Alternative solution: First we prove that we can always choose $x_i\le \frac{p-1}{2}$, thus we can always have $\sum{x_i}\le \frac{3}{4}(p-1)^2< p(p-1).$ Plugging in $x_3=0$ we get that $mp=x_1^2+x_2^2$, thus $\left(\frac{-1}{p}\right)=1.$, which means that for every $p=4k+1$ there exists such $m$. Now for the case $p=4k+3$, we can plug $x_3=1$, and so we have to prove that there always exist $x_1, x_2$ such that $x_1^2+x_2^2\equiv -1 \pmod{p}$. Lets assume otherwise. We know that if $k$ is quadratic residue, then $-k$ is a quadratic nonresidue. We know that $1$ is a quadratic residue (modulo every prime), thus $-2$ cannot be, then $2$ has to be q.r., so $-3$ cannot be q.r., so $3$ has to be q.r., ...$\frac{p-1}{2}$ has to be q.r. So if we don't arrive at a contradiction by now, we can take $x_1^2\equiv x_2^2\equiv \frac{p-1}{2}$, thus $x_1^2+x_2^2\equiv p-1\equiv -1\pmod{p}$. $\blacksquare$

It is straight forward from Cauchy Davenport .Isn't it.Obviously $\frac{3p-1}{2}$ is bigger than p and so all residues mod $p$ can be written as sum of squares of $x_{i}^2$ for $i=1,2,3$ choosing all posibilities.So 0 is also there .Now it remains to prove $m<p$. See we can choose $x_{i} \leq \frac {p-1}{2}$. So sum of their squares is less than $p^2$ and so obviously $m<p$.
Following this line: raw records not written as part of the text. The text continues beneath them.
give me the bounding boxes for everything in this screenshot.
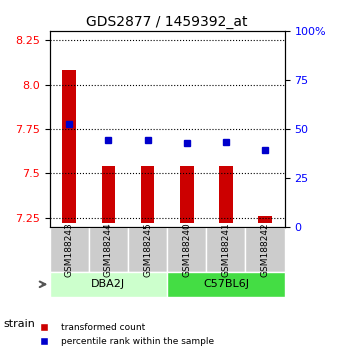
Title: GDS2877 / 1459392_at: GDS2877 / 1459392_at	[86, 15, 248, 29]
Bar	[219, 166, 233, 223]
Bar	[180, 166, 194, 223]
Text: DBA2J: DBA2J	[91, 279, 125, 289]
Text: strain: strain	[3, 319, 35, 329]
FancyBboxPatch shape	[246, 227, 285, 272]
FancyBboxPatch shape	[89, 227, 128, 272]
FancyBboxPatch shape	[206, 227, 246, 272]
FancyBboxPatch shape	[49, 272, 167, 297]
FancyBboxPatch shape	[128, 227, 167, 272]
Text: GSM188240: GSM188240	[182, 222, 191, 277]
FancyBboxPatch shape	[49, 227, 89, 272]
Text: GSM188242: GSM188242	[261, 222, 270, 277]
Bar	[102, 166, 115, 223]
Bar	[141, 166, 154, 223]
Legend: transformed count, percentile rank within the sample: transformed count, percentile rank withi…	[32, 320, 218, 349]
Text: C57BL6J: C57BL6J	[203, 279, 249, 289]
Text: GSM188244: GSM188244	[104, 222, 113, 277]
Text: GSM188241: GSM188241	[221, 222, 231, 277]
Bar	[62, 70, 76, 223]
FancyBboxPatch shape	[167, 227, 206, 272]
Text: GSM188243: GSM188243	[65, 222, 74, 277]
Text: GSM188245: GSM188245	[143, 222, 152, 277]
Bar	[258, 216, 272, 223]
FancyBboxPatch shape	[167, 272, 285, 297]
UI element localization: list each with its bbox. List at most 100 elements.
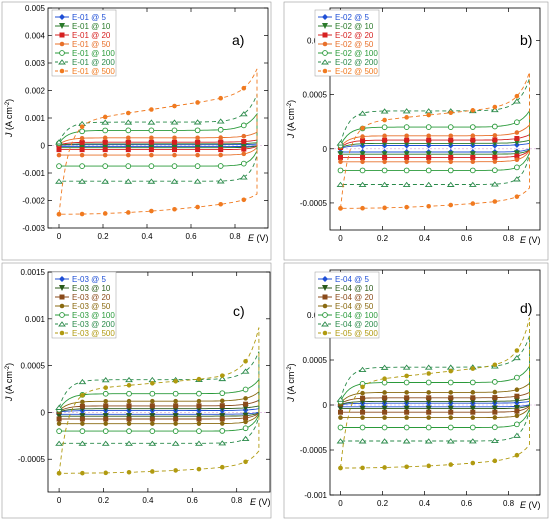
data-point [514,452,520,458]
data-point [448,409,454,415]
legend-swatch-marker [322,14,328,20]
data-point [150,421,155,426]
data-point [469,405,476,412]
data-point [243,359,248,364]
data-point [102,152,108,158]
series-2 [338,134,530,160]
legend-entry: E-04 @ 10 [335,284,374,293]
data-point [426,112,432,118]
legend-entry: E-02 @ 20 [335,31,374,40]
data-point [126,110,131,116]
y-tick-label: 0.0005 [21,362,46,371]
data-point [513,405,520,412]
series-line [340,317,530,469]
y-tick-label: 0.0015 [21,268,46,277]
legend-entry: E-04 @ 5 [335,275,369,284]
data-point [492,395,498,401]
data-point [195,100,200,105]
data-point [126,390,132,397]
y-axis-close: ) [286,100,296,103]
legend-swatch-marker [322,303,328,309]
data-point [336,140,345,146]
data-point [514,153,520,159]
data-point [448,154,454,160]
data-point [147,178,156,184]
data-point [404,409,410,415]
x-tick-label: 0.6 [461,234,473,243]
data-point [424,364,433,370]
data-point [102,413,109,420]
data-point [513,150,520,157]
data-point [195,440,203,446]
y-tick-label: -0.0005 [18,455,46,464]
x-tick-label: 0.4 [419,499,431,508]
y-axis-label: J (A cm-2) [4,99,14,138]
y-axis-var: J [4,396,14,402]
data-point [126,135,131,141]
data-point [404,133,409,139]
data-point [492,424,498,431]
data-point [172,152,177,158]
data-point [126,421,132,426]
data-point [426,395,432,401]
legend-entry: E-02 @ 500 [335,67,378,76]
data-point [78,440,87,446]
data-point [360,395,366,401]
x-tick-label: 0.8 [503,499,515,508]
data-point [513,354,521,361]
data-point [241,146,247,152]
data-point [404,415,409,420]
data-point [195,147,201,153]
data-point [241,435,250,442]
data-point [514,157,520,163]
legend-entry: E-02 @ 5 [335,13,369,22]
data-point [402,108,411,114]
data-point [360,154,366,160]
x-axis-unit: (V) [254,233,269,243]
legend-swatch-marker [322,32,328,38]
data-point [470,460,476,466]
data-point [172,139,177,145]
x-tick-label: 0.8 [503,234,515,243]
data-point [448,133,454,139]
data-point [102,135,108,141]
data-point [239,174,248,180]
plot-area [47,271,271,493]
legend-swatch-marker [322,50,328,56]
x-tick-label: 0.2 [98,496,110,505]
y-tick-label: 0.001 [25,114,46,123]
x-tick-label: 0 [57,232,62,241]
data-point [425,167,432,174]
x-axis-label: E (V) [250,497,271,507]
y-tick-label: -0.001 [304,491,327,500]
data-point [492,104,498,110]
data-point [404,395,410,401]
data-point [173,468,178,473]
data-point [170,119,179,125]
legend-swatch-marker [322,68,328,74]
x-tick-label: 0 [338,234,343,243]
data-point [150,380,155,386]
data-point [79,139,85,145]
data-point [447,167,454,174]
x-tick-label: 0.6 [187,496,199,505]
data-point [447,405,454,412]
data-point [217,163,224,169]
data-point [219,373,225,378]
legend-swatch-marker [59,294,65,300]
x-axis-var: E [520,235,527,245]
data-point [149,403,155,409]
data-point [470,201,476,206]
legend-entry: E-04 @ 20 [335,293,374,302]
data-point [148,127,155,134]
data-point [216,178,225,184]
data-point [470,395,476,401]
data-point [426,409,432,415]
data-point [448,395,454,401]
data-point [491,405,498,412]
legend-swatch-marker [59,285,65,291]
data-point [79,135,85,141]
data-point [404,390,409,395]
data-point [447,424,454,431]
These overly complex solutions make me sad Here is an extremely elementary solution, requiring only the knowledge that there are $\frac{p+1}{2}$ squares modulo $p$ which is not even hard to prove. First, I claim there exist integers $x,y$ such that $1^2 + x^2 + y^2 \equiv 0 \pmod{p}$. This is clearly true, as let $Q$ be the set of squares modulo $p$. Then $|Q| = |-1 - Q| = \frac{p+1}{2}$, hence as $Q, -1-Q \subset \mathbb{Z}_p$ which has cardinality $p < 2 \left ( \frac{p+1}{2} \right )$ it follows $Q \cap (-1-Q) \neq \emptyset$. Therefore there exists some $x,y$ such that $x^2 \equiv -1 - y^2 \pmod{p} \implies x^2 + y^2 + 1 \equiv 0 \pmod{p}$. Now note that we can restrict $0 \le x,y < p$. Furthermore we can restrict $0 \le x,y < \frac{p}{2}$ because of the fact $x^2 \equiv (p-x)^2 \pmod{p}$ for all $x$. But then $1 + x^2 + y^2 < \frac{p^2}{2} + 1$. Hence if we let $1 + x^2 + y^2 = mp$, then $m < \frac{p}{2}$ and the result follows.